Canada dismisses Sudanese protest over Darfur aid
OTTAWA, May 13 (Reuters) – Canada said on Friday it would go ahead with plans to send military advisors to Sudan’s troubled Darfur region despite Khartoum’s insistence that it did not want the troops to enter the country.
Canadian Prime Minister Paul Martin (R) and Senator Romeo Dallaire comment on the situation in the war-torn Sudan, in Ottawa, May 12, 2005. (Reuters). |
Canadian Prime Minister Paul Martin announced on Thursday a C$170 million ($136 million) aid package for Darfur, where thousands of people have been killed and two million displaced in a bloody civil war. He also said Canada would send up to 100 military experts to help a African Union force in the region.
This angered Sudan, which said it would reject the deployment of non-African troops in Darfur and complained it had not been properly consulted about the Canadian plan.
Martin spokeswoman Melanie Gruer said Canada needed the approval of the African Union for the troops’ deployment rather than that of Sudan.
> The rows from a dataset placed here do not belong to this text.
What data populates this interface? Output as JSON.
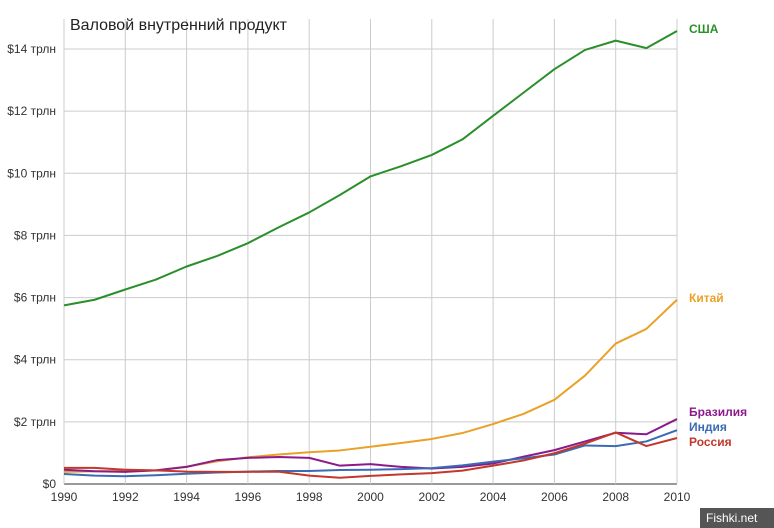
{
  "chart_data": {
    "type": "line",
    "title": "Валовой внутренний продукт",
    "xlabel": "",
    "ylabel": "",
    "x": [
      1990,
      1991,
      1992,
      1993,
      1994,
      1995,
      1996,
      1997,
      1998,
      1999,
      2000,
      2001,
      2002,
      2003,
      2004,
      2005,
      2006,
      2007,
      2008,
      2009,
      2010
    ],
    "xticks": [
      "1990",
      "1992",
      "1994",
      "1996",
      "1998",
      "2000",
      "2002",
      "2004",
      "2006",
      "2008",
      "2010"
    ],
    "yticks": [
      "$0",
      "$2 трлн",
      "$4 трлн",
      "$6 трлн",
      "$8 трлн",
      "$10 трлн",
      "$12 трлн",
      "$14 трлн"
    ],
    "xlim": [
      1990,
      2010
    ],
    "ylim": [
      0,
      14
    ],
    "grid": true,
    "legend": "inline-right",
    "series": [
      {
        "name": "США",
        "color": "#2a8f2a",
        "values": [
          5.75,
          5.93,
          6.26,
          6.58,
          7.0,
          7.34,
          7.75,
          8.26,
          8.74,
          9.3,
          9.9,
          10.23,
          10.59,
          11.09,
          11.85,
          12.6,
          13.35,
          13.97,
          14.27,
          14.03,
          14.58
        ]
      },
      {
        "name": "Китай",
        "color": "#e9a128",
        "values": [
          0.39,
          0.41,
          0.42,
          0.44,
          0.56,
          0.73,
          0.86,
          0.95,
          1.02,
          1.08,
          1.2,
          1.32,
          1.45,
          1.64,
          1.93,
          2.26,
          2.71,
          3.49,
          4.52,
          4.99,
          5.93
        ]
      },
      {
        "name": "Бразилия",
        "color": "#8b1a8b",
        "values": [
          0.46,
          0.41,
          0.39,
          0.44,
          0.55,
          0.77,
          0.84,
          0.87,
          0.84,
          0.59,
          0.64,
          0.55,
          0.5,
          0.55,
          0.66,
          0.88,
          1.09,
          1.37,
          1.65,
          1.6,
          2.09
        ]
      },
      {
        "name": "Индия",
        "color": "#3b6bb5",
        "values": [
          0.32,
          0.27,
          0.25,
          0.28,
          0.33,
          0.37,
          0.4,
          0.42,
          0.42,
          0.45,
          0.46,
          0.48,
          0.51,
          0.6,
          0.72,
          0.83,
          0.95,
          1.24,
          1.22,
          1.37,
          1.73
        ]
      },
      {
        "name": "Россия",
        "color": "#c0392b",
        "values": [
          0.52,
          0.52,
          0.46,
          0.44,
          0.4,
          0.39,
          0.39,
          0.4,
          0.27,
          0.2,
          0.26,
          0.31,
          0.35,
          0.43,
          0.59,
          0.76,
          0.99,
          1.3,
          1.66,
          1.22,
          1.48
        ]
      }
    ]
  },
  "watermark": "Fishki.net"
}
“There is no change to the plan. We will send what we said we were going to send,” she said.
“We consulted Khartoum as a courtesy. It’s up to the African Union to get Sudan’s approval.”
An African Union force of more than 2,300 soldiers and hundreds of civilian police are deployed in Darfur to monitor a shaky ceasefire agreed to in April of last year between mostly non-Arab rebels and the Arab-dominated government in Khartoum.